Frost-free operation. Over time atmospheric water vapour condenses onto the cooling coils as ice, which can eventually build up into a layer several centimetres thick. This can be removed by emptying the refrigerator and turning it off so that the ice melts. In a refrigerator equipped for frost-free operation, a heater and a thermostat are fitted around the cooling coils. Every six hours or so the cooling is switched off and the heater turned on until the temperature around the coils slightly exceeds the freezing point of water when normal cooling is restored. This melts any ice which has collected around the coils and prevents it from building up.
An increasingly important environmental concern is the disposal of old refrigerators - initially because of the freon coolant damaging the ozone layer, but as the older generation of refrigerators disappears it is the destruction of CFC-bearing insulation which causes concern. Modern refrigerators usually use a refrigerant called HFC-134a (1,2,2,2-tetrafluoroethane) instead of freon, which has no ozone layer depleting properties.
Although ice houses have been used for thousands of years to provide a source of ice in summer, the first common domestic refrigeration was in the form of ice boxes in the latter years of the 19th Century. As the ice melted it was replaced with ice bought from commercial manufacturers.

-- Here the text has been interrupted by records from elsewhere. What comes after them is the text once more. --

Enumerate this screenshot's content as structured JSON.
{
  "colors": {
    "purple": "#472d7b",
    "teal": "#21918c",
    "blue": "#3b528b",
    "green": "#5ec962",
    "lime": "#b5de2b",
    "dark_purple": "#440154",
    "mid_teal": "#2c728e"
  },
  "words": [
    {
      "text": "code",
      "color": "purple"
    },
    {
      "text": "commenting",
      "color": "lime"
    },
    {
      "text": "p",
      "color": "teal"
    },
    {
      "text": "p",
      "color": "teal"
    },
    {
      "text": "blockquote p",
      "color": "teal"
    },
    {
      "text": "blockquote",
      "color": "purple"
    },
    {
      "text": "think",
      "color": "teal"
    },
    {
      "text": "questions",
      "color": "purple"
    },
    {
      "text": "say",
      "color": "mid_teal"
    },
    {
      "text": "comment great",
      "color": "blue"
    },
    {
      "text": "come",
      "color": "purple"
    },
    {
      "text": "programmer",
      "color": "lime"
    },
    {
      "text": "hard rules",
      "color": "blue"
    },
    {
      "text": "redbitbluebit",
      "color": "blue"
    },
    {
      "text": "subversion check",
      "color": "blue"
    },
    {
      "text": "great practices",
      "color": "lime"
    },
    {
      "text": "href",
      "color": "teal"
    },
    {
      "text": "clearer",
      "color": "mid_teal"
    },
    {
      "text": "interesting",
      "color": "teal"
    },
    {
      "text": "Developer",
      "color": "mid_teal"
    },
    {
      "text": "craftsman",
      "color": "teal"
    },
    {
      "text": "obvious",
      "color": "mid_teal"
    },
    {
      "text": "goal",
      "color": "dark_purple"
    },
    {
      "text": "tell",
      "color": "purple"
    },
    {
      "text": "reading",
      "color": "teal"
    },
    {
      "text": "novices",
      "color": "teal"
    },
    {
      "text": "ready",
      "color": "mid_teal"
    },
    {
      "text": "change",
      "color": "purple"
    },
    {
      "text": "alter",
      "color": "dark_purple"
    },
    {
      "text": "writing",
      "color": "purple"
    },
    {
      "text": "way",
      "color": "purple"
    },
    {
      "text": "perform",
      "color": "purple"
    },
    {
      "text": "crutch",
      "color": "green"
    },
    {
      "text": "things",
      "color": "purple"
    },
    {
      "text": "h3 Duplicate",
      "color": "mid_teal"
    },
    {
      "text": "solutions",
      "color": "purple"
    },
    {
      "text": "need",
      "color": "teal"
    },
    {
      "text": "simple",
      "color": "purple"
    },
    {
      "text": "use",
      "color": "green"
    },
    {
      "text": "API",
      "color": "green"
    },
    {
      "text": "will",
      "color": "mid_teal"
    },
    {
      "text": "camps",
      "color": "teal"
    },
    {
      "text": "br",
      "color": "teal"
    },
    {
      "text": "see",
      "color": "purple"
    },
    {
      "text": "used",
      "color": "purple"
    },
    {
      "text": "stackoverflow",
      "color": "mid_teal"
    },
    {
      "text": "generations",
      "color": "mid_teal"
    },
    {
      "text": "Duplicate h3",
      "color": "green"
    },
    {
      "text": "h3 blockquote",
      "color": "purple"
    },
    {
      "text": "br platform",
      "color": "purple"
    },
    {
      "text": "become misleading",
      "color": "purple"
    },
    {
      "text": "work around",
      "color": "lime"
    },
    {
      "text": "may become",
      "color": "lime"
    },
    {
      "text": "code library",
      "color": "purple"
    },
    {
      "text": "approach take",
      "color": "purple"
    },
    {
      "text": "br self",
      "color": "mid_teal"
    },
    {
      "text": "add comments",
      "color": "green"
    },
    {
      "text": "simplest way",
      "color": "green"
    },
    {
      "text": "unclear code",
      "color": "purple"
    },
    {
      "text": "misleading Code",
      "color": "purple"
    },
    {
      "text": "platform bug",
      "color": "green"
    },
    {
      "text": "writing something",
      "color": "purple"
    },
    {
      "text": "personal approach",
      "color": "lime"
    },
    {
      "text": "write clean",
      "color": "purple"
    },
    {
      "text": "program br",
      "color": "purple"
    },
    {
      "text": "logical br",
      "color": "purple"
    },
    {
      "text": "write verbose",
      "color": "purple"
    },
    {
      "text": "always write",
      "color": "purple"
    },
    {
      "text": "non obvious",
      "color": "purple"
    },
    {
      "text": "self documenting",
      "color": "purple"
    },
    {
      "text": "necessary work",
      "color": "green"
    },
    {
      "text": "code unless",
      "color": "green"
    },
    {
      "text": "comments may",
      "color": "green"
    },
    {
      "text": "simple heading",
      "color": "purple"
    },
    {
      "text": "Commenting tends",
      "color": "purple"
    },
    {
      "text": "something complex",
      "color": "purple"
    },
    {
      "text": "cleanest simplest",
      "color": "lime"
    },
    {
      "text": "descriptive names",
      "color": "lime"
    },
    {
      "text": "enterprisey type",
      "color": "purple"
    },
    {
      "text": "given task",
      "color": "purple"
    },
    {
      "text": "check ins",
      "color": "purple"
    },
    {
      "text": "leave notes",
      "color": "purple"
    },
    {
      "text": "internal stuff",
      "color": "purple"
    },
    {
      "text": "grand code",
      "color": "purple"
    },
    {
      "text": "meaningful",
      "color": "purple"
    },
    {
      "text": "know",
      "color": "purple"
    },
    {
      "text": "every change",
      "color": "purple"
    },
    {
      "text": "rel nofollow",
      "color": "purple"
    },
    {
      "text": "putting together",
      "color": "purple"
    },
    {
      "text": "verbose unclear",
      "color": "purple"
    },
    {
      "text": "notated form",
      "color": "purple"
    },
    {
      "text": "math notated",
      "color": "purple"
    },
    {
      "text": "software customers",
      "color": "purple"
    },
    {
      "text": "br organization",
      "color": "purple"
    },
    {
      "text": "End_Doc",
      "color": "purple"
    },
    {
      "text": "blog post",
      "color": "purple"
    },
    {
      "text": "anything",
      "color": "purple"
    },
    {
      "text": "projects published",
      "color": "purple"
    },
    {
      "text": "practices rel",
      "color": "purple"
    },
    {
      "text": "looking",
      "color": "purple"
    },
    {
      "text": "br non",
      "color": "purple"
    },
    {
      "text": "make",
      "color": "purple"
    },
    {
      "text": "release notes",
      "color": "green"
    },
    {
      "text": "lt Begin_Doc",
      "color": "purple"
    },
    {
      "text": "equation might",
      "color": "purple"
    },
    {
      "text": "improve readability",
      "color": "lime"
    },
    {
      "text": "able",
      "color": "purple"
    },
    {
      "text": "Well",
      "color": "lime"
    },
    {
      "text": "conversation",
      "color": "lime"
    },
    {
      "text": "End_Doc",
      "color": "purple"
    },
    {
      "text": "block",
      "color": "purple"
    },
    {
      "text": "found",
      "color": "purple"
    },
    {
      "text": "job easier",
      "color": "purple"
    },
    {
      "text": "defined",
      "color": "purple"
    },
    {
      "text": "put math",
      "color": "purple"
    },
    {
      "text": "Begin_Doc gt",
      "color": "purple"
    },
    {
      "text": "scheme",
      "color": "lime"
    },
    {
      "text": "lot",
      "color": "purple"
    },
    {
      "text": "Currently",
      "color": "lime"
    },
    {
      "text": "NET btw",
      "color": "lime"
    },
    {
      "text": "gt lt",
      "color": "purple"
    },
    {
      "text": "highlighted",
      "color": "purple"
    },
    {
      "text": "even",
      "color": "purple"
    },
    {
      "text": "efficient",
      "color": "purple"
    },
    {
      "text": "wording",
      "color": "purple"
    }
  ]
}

The first domestic refrigerator was apparently manufactured in 1913 by Fred W. Wolf Jnr. in Chicago, and called the DOMELRE (DOMestic ELectric REfrigerator). It was not commercially successful, that distinction apparently going to the Kelvinator Company. This company was formed in May 1916 as the Electro-Automatic Refrigerating Company by Edmund J. Copeland and an industrialist, Arnold H. Gross. The company was renamed within two months to the Kelvinator Company and produced their first model shortly afterwards. Like most of their modern descendents, this refrigerator cooled using a phase change heat pump.
The first refrigerators were of the "remote" type, essentially an upgrade of an existing ice box with the installation of a cooling unit in it, but the motor, compressor and condenser installed either beside it or in the basement. The first self-contained refrigerators were not manufactured until 1925.
The earliest units used a toxic gas, sulphur dioxide as their refrigerant, converting it between gas and liquid through mechanical compression. It was not until the 1930s that General Motors developed the freons which were neither toxic nor inflammable and continued to be used until the 1990s.
In the early 1920s the industry grew considerably, with some other manufacturers using absorption of ammonia in water instead of liquifying a gas through compression to achieve the phase change. However, these were not very successful, largely because of public predujice against ammonia as a refrigerant. Today they are used in homes that are not connected to the electric grid, and in recreational vehicles because they can be efficiently powered using a heat source rather than an electric motor.